“Summing it all up, friends, I’d say you’ll do best by filling your minds and meditating on things true, noble, reputable, authentic, compelling, gracious—the best, not the worst; the beautiful, not the ugly; things to praise, not things to curse. Put into practice what you learned from me, what you heard and saw and realized. Do that, and God, who makes everything work together, will work you into his most excellent harmonies.” Philippians 4:8-9 (The Message Version)
Most of the time I cruise along in steady contentment. Most of the time I enjoy the fruits of an all-around pleasant attitude. Most of the time. Then, like the flip of a switch, I don't. Like, SUPER don't. It's tough on my family because most of the time they get "predictable mom/wife," then out of nowhere they're met with the snappy, crabby, harsh, withdrawn version of me. Now, you may be thinking, "Yikes, you know Sarah, they make medication for that." Granted. Except that it's not a matter of chemical imbalance, it's a matter of thought imbalance. After years of prayer and a bit of painful personal dissection, I know that my mood shift is almost ALWAYS ignited by indulging in mean, ugly, critical, wholly discontented thoughts about myself. I think it’s important to share this because even after all these years into my journey of ministering to women about freedom from disordered eating and body image, I must still go to battle with it. The difference now though is that I believe the Lord gifts (yes, gifts) me with that struggle to help keep me effective and 100% dependent upon His strength, not my own. I want to encourage you that even if you wrestle with self-criticism, don’t stop fighting. You can be both free and yet still struggle, you simply need the tools to overcome.

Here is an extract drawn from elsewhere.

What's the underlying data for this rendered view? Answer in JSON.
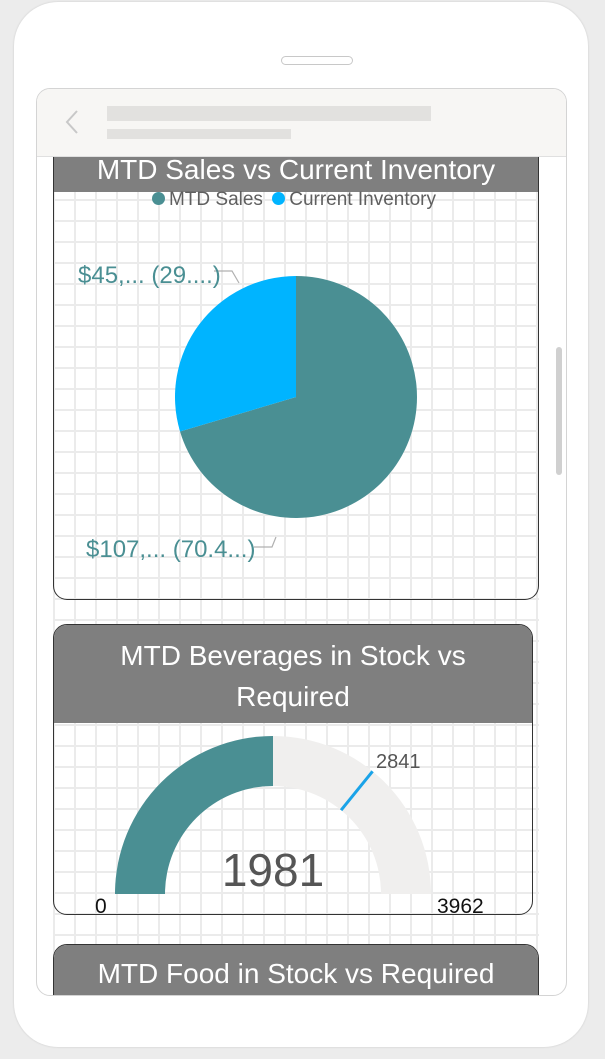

For me, 99% of the time, if I'm short with, or nasty to my family it's got little to do with them. Though I may blame it on the "mom-life" or exhaustion, almost always if they encounter the unpleasant version of me it's because I’m thinking awful things about myself or my body. Sad. But, does anybody relate?
Okay, okay, enough about the struggle. Let's talk about the strategy to snap out of it! The answer is found in Philippians 4:4-9 - check it out!
Step one: Identify the thought culprit!
Get specific about the thought you need to take captive. No matter how true the thoughts may FEEL, most of the time they're not. For me, they're usually the result of three factors:
- Not following my own personal freedom/victory path to health
- Confusing fat with full (this is a health coaching topic, happy to expound if you'd like).
Step Two: Confession and exposure.
You've got to speak it out. I've talked many times about the correlation between confession and freedom. Confess to the Lord that you let a sneaky thought (or 10) get by. Take them captive to Him. Pray. Then, confess it to your people. This takes guts. It's a vulnerable place to be to say to your beloveds, "You know how I've been super cranky with you tonight and blamed it on _______? Well, I'm sorry for that. I'm actually struggling with unkind and untrue thoughts about myself and it's stealing my joy and peace. Can you forgive me?" POWERFUL I'm telling you!
Step Three: Eyes off yourself and onto others.
Finally, the most powerful step to getting back to your authentic self is to think of everything BUT self. As soon as I find myself in that place where I'm acting like a selfish, joyless, pouty toddler, I start praying for OTHERS. I purposely think bigger to get better. Just start praying. I pray for the big stuff like war and disease, and for the little stuff, like my friend whose engine just blew, or pipes busted. Anything apart from myself.
It's an ongoing battle for me, it is. If it’s a battle for you too, I understand. But be encouraged! There's a battle plan. Its time tested and if you apply it, it will free you from joy sucking thoughts and get you squarely back on the path to the fully abundant, peace filled, free life you were made for.